Schuerholz, who chaired MLB's replay committee, said baseball expects that total review time can be between 60 and 90 seconds once the season begins. Once reviews are handled by the replay center in the offices of Major League Baseball Advanced Media (BAM), he said, there will be "direct connectivity" between umpires on the field and replay officials in New York so that calls can be reviewed more quickly and decisions can be relayed "instantaneously."
In spring training, Schuerholz said, "we're not using that direct connectivity to BAM or using their feeds ... so that's why it's going to go not quite as smoothly."
Asked why reviews were not being handled out of New York during the spring, Schuerholz said: "I don't think anybody is ready yet. We're going to need every day to get this thing aligned perfectly. And I think the better focus is to see that, for the regular season, all of the systems are go, everything has been tested, and the efficiency of the system is certain. How well it functions, how perfectly it functions, how efficiently it functions, that's what it's all about."
Since lights were put in our stadiums, this is probably the most historic development in our game. Think about it. Since the advent of night baseball -- since somebody turned on the first light, and there wasn't a headlight of a car pulled up to a fence, but a light in the stadium -- this is the biggest development in our game, historically.” -- Braves president John Schuerholz, on baseball's expanded replay system
Schuerholz said he wasn't able to specify how far along MLB was in getting the New York replay center ready, but he expressed doubts that any reviews would be handled out of the center during spring training.
"I'm not an electrician," he said. "I'm not an electronics expert. I'm not an IT systems guy. But when you have a system that's brand new and it's going to be rolled out, I'm sure you want to test it, and be sure it's tested again, and be sure that it works well, and that it's responsive, and that everything is plugged in.
"If all that is done, and they get to the point where they feel comfortable that they may want to utilize it, I don't even know if that could be possible, to have that direct [communication]. All the major league ballparks will be wired to have that direct connectivity to BAM, but not these spring training facilities."
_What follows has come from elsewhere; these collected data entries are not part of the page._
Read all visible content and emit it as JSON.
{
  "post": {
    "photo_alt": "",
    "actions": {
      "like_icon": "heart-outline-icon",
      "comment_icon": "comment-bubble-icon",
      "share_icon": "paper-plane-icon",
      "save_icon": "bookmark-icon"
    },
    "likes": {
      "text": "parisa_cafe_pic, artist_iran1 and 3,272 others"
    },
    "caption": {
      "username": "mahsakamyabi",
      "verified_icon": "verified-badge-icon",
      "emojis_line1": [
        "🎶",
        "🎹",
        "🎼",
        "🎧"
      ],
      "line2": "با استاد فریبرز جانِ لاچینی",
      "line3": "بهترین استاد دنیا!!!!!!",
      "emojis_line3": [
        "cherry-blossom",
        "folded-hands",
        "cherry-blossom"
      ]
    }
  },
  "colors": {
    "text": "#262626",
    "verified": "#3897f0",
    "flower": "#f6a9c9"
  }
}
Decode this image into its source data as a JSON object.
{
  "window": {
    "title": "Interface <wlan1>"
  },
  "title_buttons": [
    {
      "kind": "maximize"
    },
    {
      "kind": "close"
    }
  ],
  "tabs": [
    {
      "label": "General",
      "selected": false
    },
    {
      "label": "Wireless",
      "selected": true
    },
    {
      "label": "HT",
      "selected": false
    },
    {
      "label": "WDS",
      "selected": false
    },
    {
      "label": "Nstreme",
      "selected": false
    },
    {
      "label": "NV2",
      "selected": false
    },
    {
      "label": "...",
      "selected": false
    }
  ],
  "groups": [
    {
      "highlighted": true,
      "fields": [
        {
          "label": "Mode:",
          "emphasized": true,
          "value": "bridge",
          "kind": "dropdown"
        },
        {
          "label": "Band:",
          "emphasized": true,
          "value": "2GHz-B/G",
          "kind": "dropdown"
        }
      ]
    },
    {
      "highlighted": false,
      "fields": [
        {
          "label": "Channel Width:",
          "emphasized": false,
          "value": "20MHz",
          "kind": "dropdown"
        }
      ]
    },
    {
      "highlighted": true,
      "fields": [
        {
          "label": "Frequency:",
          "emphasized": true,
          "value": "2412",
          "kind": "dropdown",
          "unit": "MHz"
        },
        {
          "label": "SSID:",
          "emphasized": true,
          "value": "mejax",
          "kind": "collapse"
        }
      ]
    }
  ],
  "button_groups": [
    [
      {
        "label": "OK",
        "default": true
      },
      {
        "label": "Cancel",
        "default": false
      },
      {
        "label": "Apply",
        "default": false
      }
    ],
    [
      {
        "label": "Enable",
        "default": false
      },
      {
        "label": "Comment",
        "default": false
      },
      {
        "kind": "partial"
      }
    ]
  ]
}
The biggest advantage of having calls reviewed in a temporary replay booth on site is that it gives umpires working spring training games an opportunity to get familiar with how the system works. And since those umpires will serve as replay umpires at least twice during the season, it's important they get that experience, he said.
"It's good. It's vital," Schuerholz said. "Knowledge and intelligence are the best enemy against fright."
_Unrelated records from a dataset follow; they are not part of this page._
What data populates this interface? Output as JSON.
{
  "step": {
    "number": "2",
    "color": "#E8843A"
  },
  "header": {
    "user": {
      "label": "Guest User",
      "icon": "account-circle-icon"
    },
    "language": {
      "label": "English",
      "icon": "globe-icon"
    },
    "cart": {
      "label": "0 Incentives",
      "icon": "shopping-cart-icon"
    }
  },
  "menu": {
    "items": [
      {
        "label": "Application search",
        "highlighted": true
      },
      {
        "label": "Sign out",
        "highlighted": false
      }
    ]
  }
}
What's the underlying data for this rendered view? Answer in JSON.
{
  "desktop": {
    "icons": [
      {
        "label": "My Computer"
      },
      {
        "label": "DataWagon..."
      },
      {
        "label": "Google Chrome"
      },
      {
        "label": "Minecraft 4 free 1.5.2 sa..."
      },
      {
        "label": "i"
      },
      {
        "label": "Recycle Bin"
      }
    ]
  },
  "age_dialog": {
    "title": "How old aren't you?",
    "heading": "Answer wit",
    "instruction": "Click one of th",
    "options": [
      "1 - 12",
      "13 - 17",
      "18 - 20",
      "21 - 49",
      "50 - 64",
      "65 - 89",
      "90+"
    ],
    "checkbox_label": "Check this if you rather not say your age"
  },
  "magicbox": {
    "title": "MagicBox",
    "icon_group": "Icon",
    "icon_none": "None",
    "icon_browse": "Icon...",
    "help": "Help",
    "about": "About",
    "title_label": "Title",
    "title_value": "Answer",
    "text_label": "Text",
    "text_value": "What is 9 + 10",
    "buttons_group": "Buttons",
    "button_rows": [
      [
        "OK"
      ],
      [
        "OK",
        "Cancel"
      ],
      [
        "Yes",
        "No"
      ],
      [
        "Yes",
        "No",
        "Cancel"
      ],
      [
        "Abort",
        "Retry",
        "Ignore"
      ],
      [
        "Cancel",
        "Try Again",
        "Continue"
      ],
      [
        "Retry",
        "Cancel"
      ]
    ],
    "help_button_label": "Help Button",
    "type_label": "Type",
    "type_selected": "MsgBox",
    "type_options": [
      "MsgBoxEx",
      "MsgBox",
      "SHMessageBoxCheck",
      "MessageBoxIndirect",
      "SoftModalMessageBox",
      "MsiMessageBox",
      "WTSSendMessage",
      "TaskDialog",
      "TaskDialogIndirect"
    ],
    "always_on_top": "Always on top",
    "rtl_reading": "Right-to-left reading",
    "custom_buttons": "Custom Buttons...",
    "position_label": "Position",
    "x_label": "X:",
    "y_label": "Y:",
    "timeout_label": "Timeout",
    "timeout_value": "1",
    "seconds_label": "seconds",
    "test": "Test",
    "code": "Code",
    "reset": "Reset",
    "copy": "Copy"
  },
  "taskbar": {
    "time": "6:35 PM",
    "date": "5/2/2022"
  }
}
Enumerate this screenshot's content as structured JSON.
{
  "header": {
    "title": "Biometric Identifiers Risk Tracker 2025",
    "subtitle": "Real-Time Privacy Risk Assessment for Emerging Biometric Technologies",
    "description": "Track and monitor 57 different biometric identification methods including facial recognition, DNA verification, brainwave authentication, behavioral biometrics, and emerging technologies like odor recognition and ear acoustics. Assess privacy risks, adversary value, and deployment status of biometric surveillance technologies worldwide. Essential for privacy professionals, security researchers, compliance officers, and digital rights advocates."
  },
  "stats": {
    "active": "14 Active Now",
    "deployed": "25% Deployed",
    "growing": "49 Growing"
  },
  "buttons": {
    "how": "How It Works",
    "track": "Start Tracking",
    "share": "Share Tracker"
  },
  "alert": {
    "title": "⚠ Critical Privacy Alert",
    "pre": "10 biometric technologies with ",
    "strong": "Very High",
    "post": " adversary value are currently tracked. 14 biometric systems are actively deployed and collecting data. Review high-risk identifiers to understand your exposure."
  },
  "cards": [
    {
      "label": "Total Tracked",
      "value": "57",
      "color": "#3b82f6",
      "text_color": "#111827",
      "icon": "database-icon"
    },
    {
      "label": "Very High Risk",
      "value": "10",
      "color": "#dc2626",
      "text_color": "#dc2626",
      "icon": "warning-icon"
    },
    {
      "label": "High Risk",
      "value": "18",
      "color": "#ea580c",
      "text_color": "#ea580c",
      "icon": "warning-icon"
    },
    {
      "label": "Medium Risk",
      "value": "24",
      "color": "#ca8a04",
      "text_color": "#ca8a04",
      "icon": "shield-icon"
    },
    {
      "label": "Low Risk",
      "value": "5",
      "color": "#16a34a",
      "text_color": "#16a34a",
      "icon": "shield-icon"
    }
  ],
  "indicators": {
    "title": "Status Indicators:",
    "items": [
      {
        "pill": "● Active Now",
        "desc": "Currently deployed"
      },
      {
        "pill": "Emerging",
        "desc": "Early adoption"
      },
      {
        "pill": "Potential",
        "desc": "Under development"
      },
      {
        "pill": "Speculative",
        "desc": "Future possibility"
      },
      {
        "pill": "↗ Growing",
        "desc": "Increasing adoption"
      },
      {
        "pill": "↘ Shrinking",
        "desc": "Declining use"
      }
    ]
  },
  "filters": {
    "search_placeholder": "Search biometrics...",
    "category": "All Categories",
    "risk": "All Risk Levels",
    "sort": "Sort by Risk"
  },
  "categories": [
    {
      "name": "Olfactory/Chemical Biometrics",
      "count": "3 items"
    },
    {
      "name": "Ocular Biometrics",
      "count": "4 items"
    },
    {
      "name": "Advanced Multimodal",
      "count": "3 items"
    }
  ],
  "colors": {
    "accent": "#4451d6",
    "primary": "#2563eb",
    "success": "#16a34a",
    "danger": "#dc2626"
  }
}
Replay was available for testing in three more games Wednesday. And it will be used in at least one exhibition game per day for the rest of the spring.
Eventually, the Braves president said replay is going to change the sport dramatically. And that, he believes, is a good thing.
"Since lights were put in our stadiums, this is probably the most historic development in our game," Schuerholz said. "Think about it. Since the advent of night baseball -- since somebody turned on the first light, and there wasn't a headlight of a car pulled up to a fence, but a light in the stadium -- this is the biggest development in our game, historically.
"Managers now have a tool that they have never had in the history of the game. After lights were installed, baseball organizations had a tool to present their organizations at night, after people had gone home from work. Now, games have a chance to be more perfectly defined, and to have the outcome defined, by how well guys play the game, not whether a call is misjudged or not."